Jeremy Cook, linguiste misanthrope, solitaire et désabusé, est un homme de paradoxes. A la fin de sa première aventure, on le quittait tandis qu’il convolait avec celle qui, pensait-il, l’avait traité de « parfait trou du cul ». Dans sa deuxième, on le laissait, célibataire endurci, recoller les morceaux d’un couple brisé. Et dans cette troisième aventure ? On regarde, sourire triste aux lèvres, son petit monde se fissurer, ses convictions s’évaporer. Si l’amour dure trois ans, c’est un maximum : Cook est un chercheur raté, un petit homme sans ambition, un sans-amis en perpétuelle galère de thune. On n’aurait pas pensé qu’il en arriverait là. On n’aurait pas cru que son histoire d’amour partirait en vrille. Ni qu’il en reviendrait à ses premières (d’amours), l’étude du langage des bébés, avec cette petite fille qui répète en boucle « putain con » en guise de cobaye. Le dessin de couverture pose bien l’ambiance : Cook, au milieu des ruines fumantes de sa vie à même pas 35 piges. C’est clair, des erreurs ont été commises.

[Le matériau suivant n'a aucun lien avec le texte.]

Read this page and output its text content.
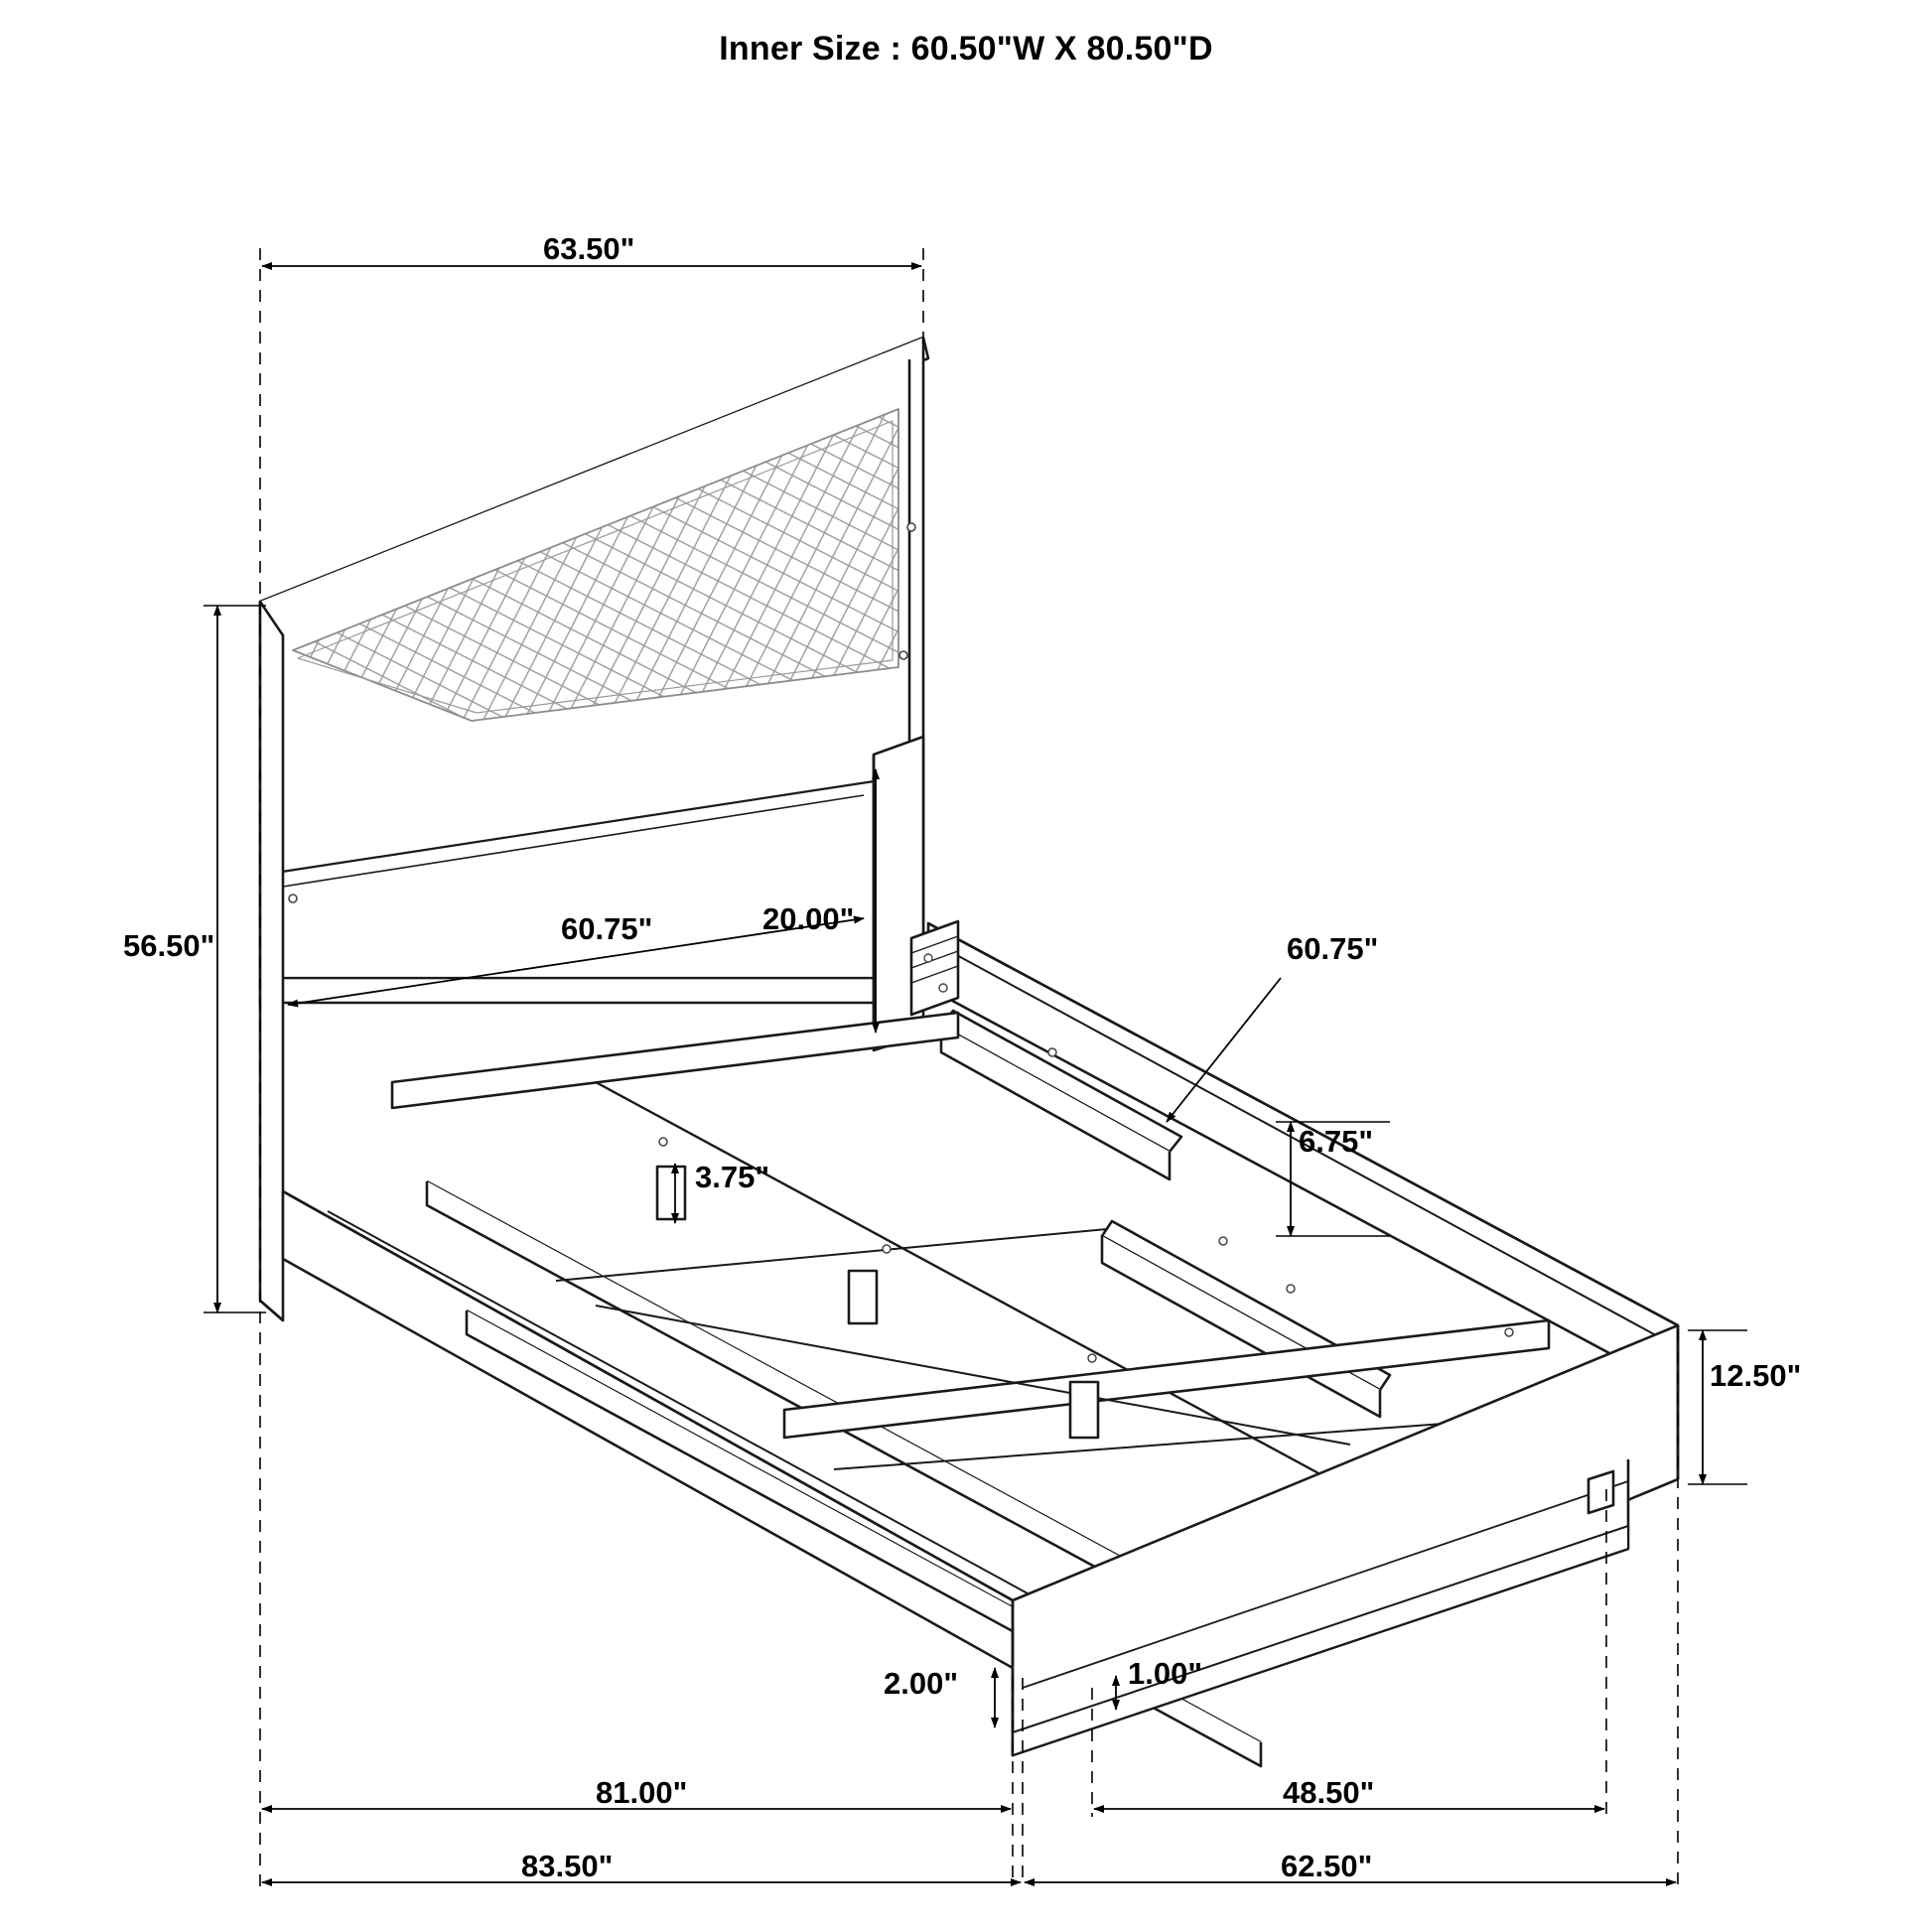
Inner Size : 60.50"W X 80.50"D
63.50"
56.50"	60.75"	20.00"
60.75"
6.75"
3.75"
12.50"
2.00"	1.00"
81.00"
83.50"
48.50"
62.50"
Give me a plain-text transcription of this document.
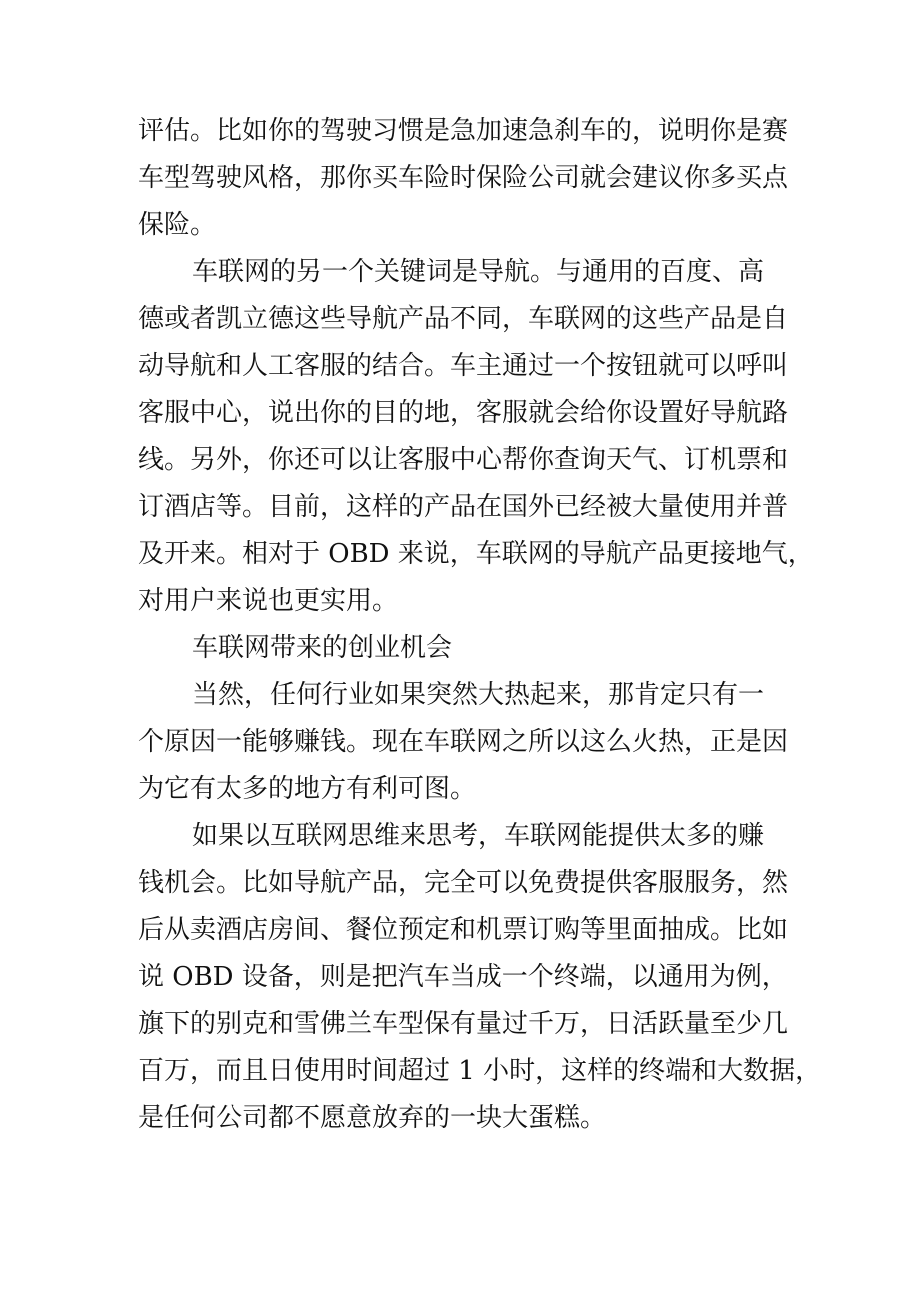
评估。比如你的驾驶习惯是急加速急刹车的，说明你是赛
车型驾驶风格，那你买车险时保险公司就会建议你多买点
保险。
车联网的另一个关键词是导航。与通用的百度、高
德或者凯立德这些导航产品不同，车联网的这些产品是自
动导航和人工客服的结合。车主通过一个按钮就可以呼叫
客服中心，说出你的目的地，客服就会给你设置好导航路
线。另外，你还可以让客服中心帮你查询天气、订机票和
订酒店等。目前，这样的产品在国外已经被大量使用并普
及开来。相对于 OBD 来说，车联网的导航产品更接地气，
对用户来说也更实用。
车联网带来的创业机会
当然，任何行业如果突然大热起来，那肯定只有一
个原因一能够赚钱。现在车联网之所以这么火热，正是因
为它有太多的地方有利可图。
如果以互联网思维来思考，车联网能提供太多的赚
钱机会。比如导航产品，完全可以免费提供客服服务，然
后从卖酒店房间、餐位预定和机票订购等里面抽成。比如
说 OBD 设备，则是把汽车当成一个终端，以通用为例，
旗下的别克和雪佛兰车型保有量过千万，日活跃量至少几
百万，而且日使用时间超过 1 小时，这样的终端和大数据，
是任何公司都不愿意放弃的一块大蛋糕。
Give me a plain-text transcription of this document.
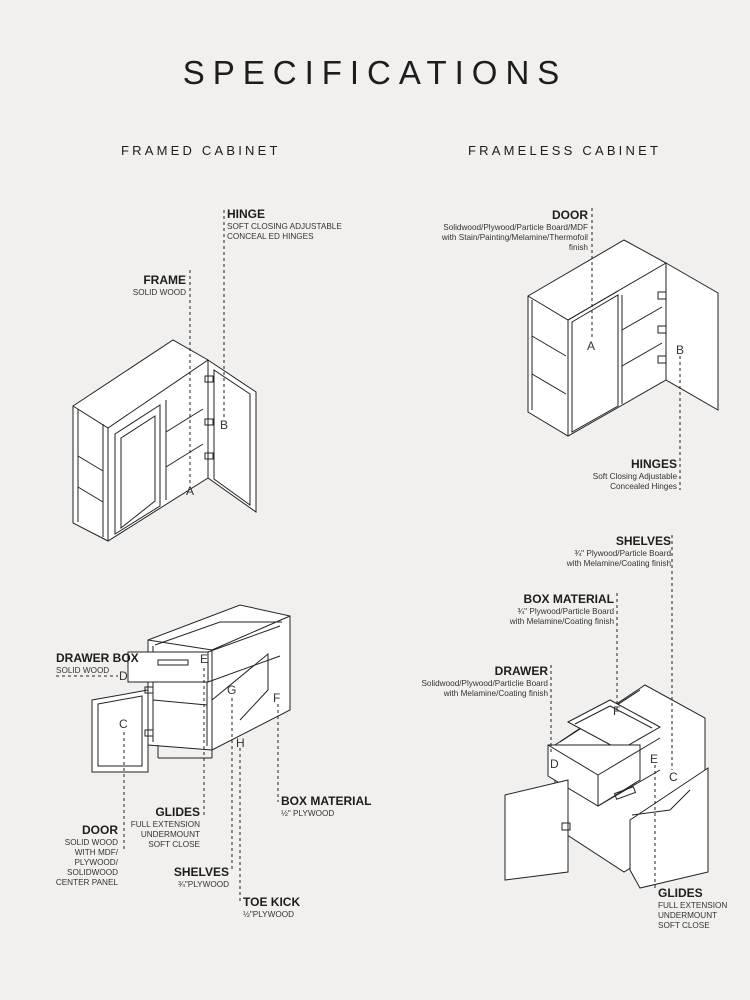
SPECIFICATIONS
FRAMED CABINET	FRAMELESS CABINET
HINGE
SOFT CLOSING ADJUSTABLE
CONCEAL ED HINGES
FRAME
SOLID WOOD
A
B
DRAWER BOX
SOLID WOOD D
E
C
G
F
H
DOOR
SOLID WOOD
WITH MDF/
PLYWOOD/
SOLIDWOOD
CENTER PANEL
GLIDES
FULL EXTENSION
UNDERMOUNT
SOFT CLOSE
BOX MATERIAL
½" PLYWOOD
SHELVES
¾"PLYWOOD
TOE KICK
½"PLYWOOD
DOOR
Solidwood/Plywood/Particle Board/MDF
with Stain/Painting/Melamine/Thermofoil
finish
A	B
HINGES
Soft Closing Adjustable
Concealed Hinges
SHELVES
¾" Plywood/Particle Board
with Melamine/Coating finish
BOX MATERIAL
¾" Plywood/Particle Board
with Melamine/Coating finish
DRAWER
Solidwood/Plywood/Particlie Board
with Melamine/Coating finish
D
F
E
C
GLIDES
FULL EXTENSION
UNDERMOUNT
SOFT CLOSE
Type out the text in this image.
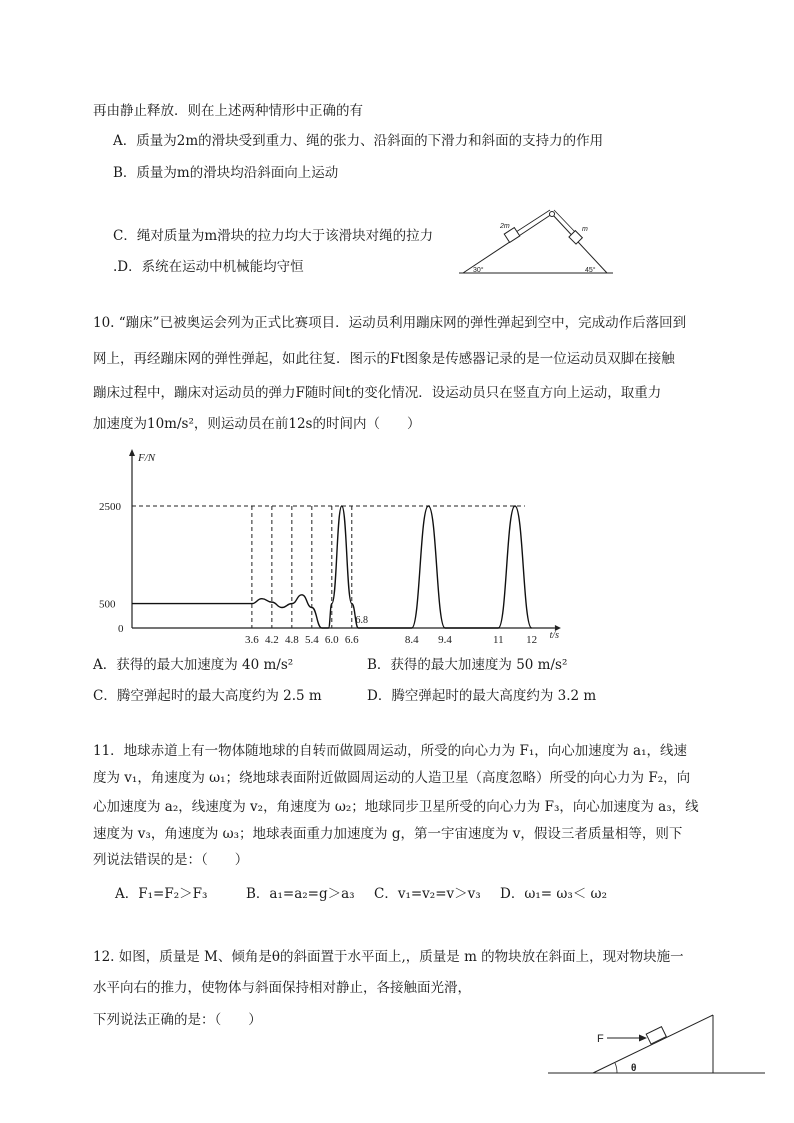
再由静止释放．则在上述两种情形中正确的有
A．质量为2m的滑块受到重力、绳的张力、沿斜面的下滑力和斜面的支持力的作用
B．质量为m的滑块均沿斜面向上运动
C．绳对质量为m滑块的拉力均大于该滑块对绳的拉力
.D．系统在运动中机械能均守恒
2m	m
30°	45°
10. “蹦床”已被奥运会列为正式比赛项目．运动员利用蹦床网的弹性弹起到空中，完成动作后落回到
网上，再经蹦床网的弹性弹起，如此往复．图示的Ft图象是传感器记录的是一位运动员双脚在接触
蹦床过程中，蹦床对运动员的弹力F随时间t的变化情况．设运动员只在竖直方向上运动，取重力
加速度为10m/s²，则运动员在前12s的时间内（　　）
F/N
t/s
0
500
2500
3.6 4.2 4.8 5.4 6.0 6.6	8.4 9.4	11 12
6.8
A．获得的最大加速度为 40 m/s²	B．获得的最大加速度为 50 m/s²
C．腾空弹起时的最大高度约为 2.5 m	D．腾空弹起时的最大高度约为 3.2 m
11．地球赤道上有一物体随地球的自转而做圆周运动，所受的向心力为 F₁，向心加速度为 a₁，线速
度为 v₁，角速度为 ω₁；绕地球表面附近做圆周运动的人造卫星（高度忽略）所受的向心力为 F₂，向
心加速度为 a₂，线速度为 v₂，角速度为 ω₂；地球同步卫星所受的向心力为 F₃，向心加速度为 a₃，线
速度为 v₃，角速度为 ω₃；地球表面重力加速度为 g，第一宇宙速度为 v，假设三者质量相等，则下
列说法错误的是：（　　）
A．F₁=F₂＞F₃	B．a₁=a₂=g＞a₃ C．v₁=v₂=v＞v₃ D．ω₁= ω₃＜ ω₂
12. 如图，质量是 M、倾角是θ的斜面置于水平面上,，质量是 m 的物块放在斜面上，现对物块施一
水平向右的推力，使物体与斜面保持相对静止，各接触面光滑，
下列说法正确的是：（　　）
F
θ
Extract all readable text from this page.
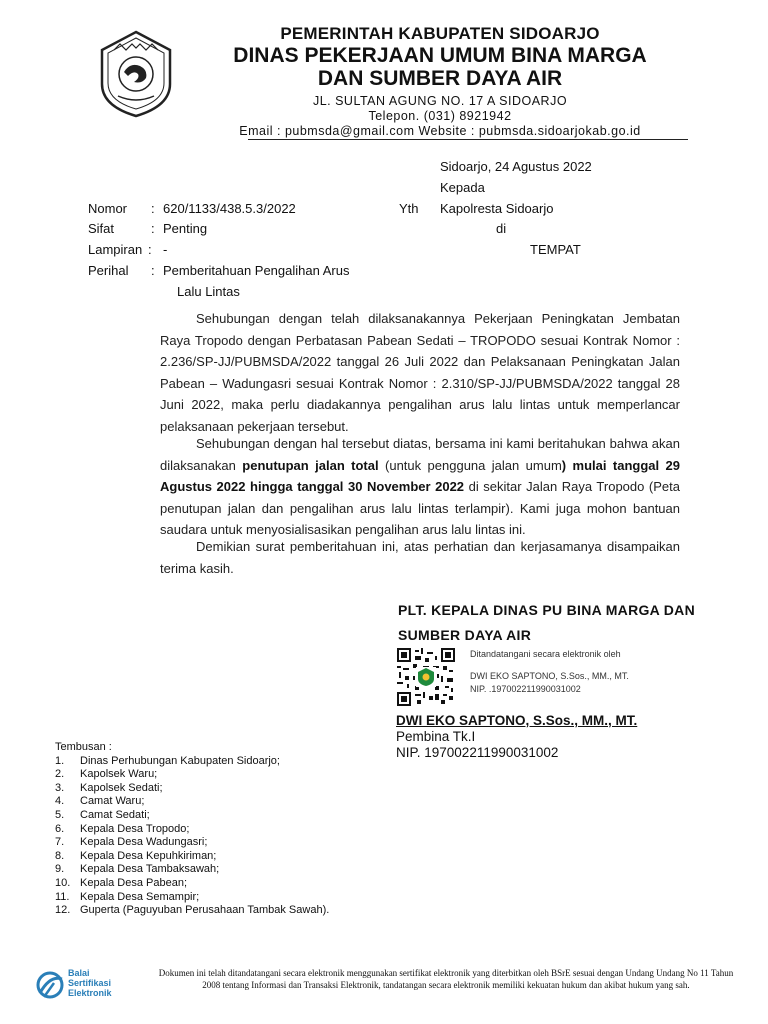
PEMERINTAH KABUPATEN SIDOARJO
DINAS PEKERJAAN UMUM BINA MARGA
DAN SUMBER DAYA AIR
JL. SULTAN AGUNG NO. 17 A SIDOARJO
Telepon. (031) 8921942
Email : pubmsda@gmail.com Website : pubmsda.sidoarjokab.go.id
Sidoarjo, 24 Agustus 2022
Kepada
Yth Kapolresta Sidoarjo
di
TEMPAT
Nomor : 620/1133/438.5.3/2022
Sifat	: Penting
Lampiran : -
Perihal : Pemberitahuan Pengalihan Arus
Lalu Lintas

Sehubungan dengan telah dilaksanakannya Pekerjaan Peningkatan Jembatan Raya Tropodo dengan Perbatasan Pabean Sedati – TROPODO sesuai Kontrak Nomor : 2.236/SP-JJ/PUBMSDA/2022 tanggal 26 Juli 2022 dan Pelaksanaan Peningkatan Jalan Pabean – Wadungasri sesuai Kontrak Nomor : 2.310/SP-JJ/PUBMSDA/2022 tanggal 28 Juni 2022, maka perlu diadakannya pengalihan arus lalu lintas untuk memperlancar pelaksanaan pekerjaan tersebut.

Sehubungan dengan hal tersebut diatas, bersama ini kami beritahukan bahwa akan dilaksanakan penutupan jalan total (untuk pengguna jalan umum) mulai tanggal 29 Agustus 2022 hingga tanggal 30 November 2022 di sekitar Jalan Raya Tropodo (Peta penutupan jalan dan pengalihan arus lalu lintas terlampir). Kami juga mohon bantuan saudara untuk menyosialisasikan pengalihan arus lalu lintas ini.

Demikian surat pemberitahuan ini, atas perhatian dan kerjasamanya disampaikan terima kasih.

PLT. KEPALA DINAS PU BINA MARGA DAN SUMBER DAYA AIR
Ditandatangani secara elektronik oleh
DWI EKO SAPTONO, S.Sos., MM., MT.
NIP. .197002211990031002
DWI EKO SAPTONO, S.Sos., MM., MT.
Pembina Tk.I
NIP. 197002211990031002
Tembusan :
1.	Dinas Perhubungan Kabupaten Sidoarjo;
2.	Kapolsek Waru;
3.	Kapolsek Sedati;
4.	Camat Waru;
5.	Camat Sedati;
6.	Kepala Desa Tropodo;
7.	Kepala Desa Wadungasri;
8.	Kepala Desa Kepuhkiriman;
9.	Kepala Desa Tambaksawah;
10. Kepala Desa Pabean;
11. Kepala Desa Semampir;
12. Guperta (Paguyuban Perusahaan Tambak Sawah).
Balai
Sertifikasi
Elektronik
Dokumen ini telah ditandatangani secara elektronik menggunakan sertifikat elektronik yang diterbitkan oleh BSrE sesuai dengan Undang Undang No 11 Tahun 2008 tentang Informasi dan Transaksi Elektronik, tandatangan secara elektronik memiliki kekuatan hukum dan akibat hukum yang sah.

Mais il y a Ben. Ben est encore plus mal que lui. Ben, par un triste coup du sort, est un riche industriel sur la paille. Avec ses quatre filles et sa femme Susan, Ben est dans la merde sévère. Ben est un prince déchu : celui de la noix. Jeremy et Ben vont se rencontrer. Tout ça n’a aucun sens. Aucun, si ce n’est cette thématique commune de l’erreur. Peu importe de quand elles datent : de deux, cinq ou dix ans, toutes finissent par retomber sur la figure de ceux qui les ont commises. David Carkeet, lui, s’amuse, en petit Dieu inique et moralisateur, à faire tomber ses personnages, à ébrécher leur monde trop propre et leurs certitudes trop confortables. Derrière l’humour gentil, son troisième Cook est un roman sarcastique et crépusculaire sur les apparences trompeuses du bonheur. L’auteur est prêt à en découdre. Le lecteur, lui, se demande un peu ce qu’il fait là : tout semble gratuit, décousu, aléatoire. Jeremy Cook est relégué au rang de personnage secondaire. On ne comprend pas vraiment ses motivations, on ne sait pas ce qui fait avancer l’intrigue. Et si le véritable héros était Ben ? Ou Susan ? Ou l’une de leurs filles ? Ou cet employeur excentrique et fou qu’on rencontre au début, sorte de version 2.0 du Pillow de l’épisode précédent ? Et puis : qu’est-ce que c’est que cette fin ?
Derrière un nihilisme de façade assez surprenant qui marque une rupture de ton avec les deux précédents volumes, The Error of Our Ways dissimule peut-être, en fait, un petit problème plutôt embêtant. Beaucoup de personnages entrent et sortent du récit sans raison, beaucoup de pistes sont ouvertes et refermées avec négligence. La linguistique, thème habituellement récurrent eu égard à la profession du héros, est ici muselée, intervenant sans trop de raison, laissant le lecteur incapable de tracer le trait d’union entre des enjeux dramatiques dispersés (je ne vais pas spoiler, mais ils sont très nombreux, souvent laissés sans conclusion). Et, même si on se régale toujours du style fin et accessible de Carkeet, on se dit que sa nouvelle formule manque de cohérence et de piquant, un peu comme si ce livre avait été écrit en pilote automatique. On peine à comprendre les raisonnements de Cook, lui d’habitude si transparent et attachant, ici plus cynique et désabusé, en proie pourtant à d’inexplicables élans d’altruismes injectant un optimisme artificiel dans un roman cynique. Le dénouement, saisissant d’humour noir, peine quant à lui à recoller les pièces du puzzle. Des erreurs ont été commises, c’est sûr (note : de typo notamment, carton rouge à l’éditeur pour la version ebook). Cela fait bizarre de se dire que la trilogie Jeremy Cook se conclut ainsi, brutalement, un peu gauchement peut-être. C’est d’autant plus dommage que le livre se dévore d’une traite, comme ses aînés, et qu’il réussit à faire passer une morale complexe, certainement beaucoup plus roublarde qu’attendue, dont on ne peut dire, avec certitude, si elle est optimiste ou profondément destructrice.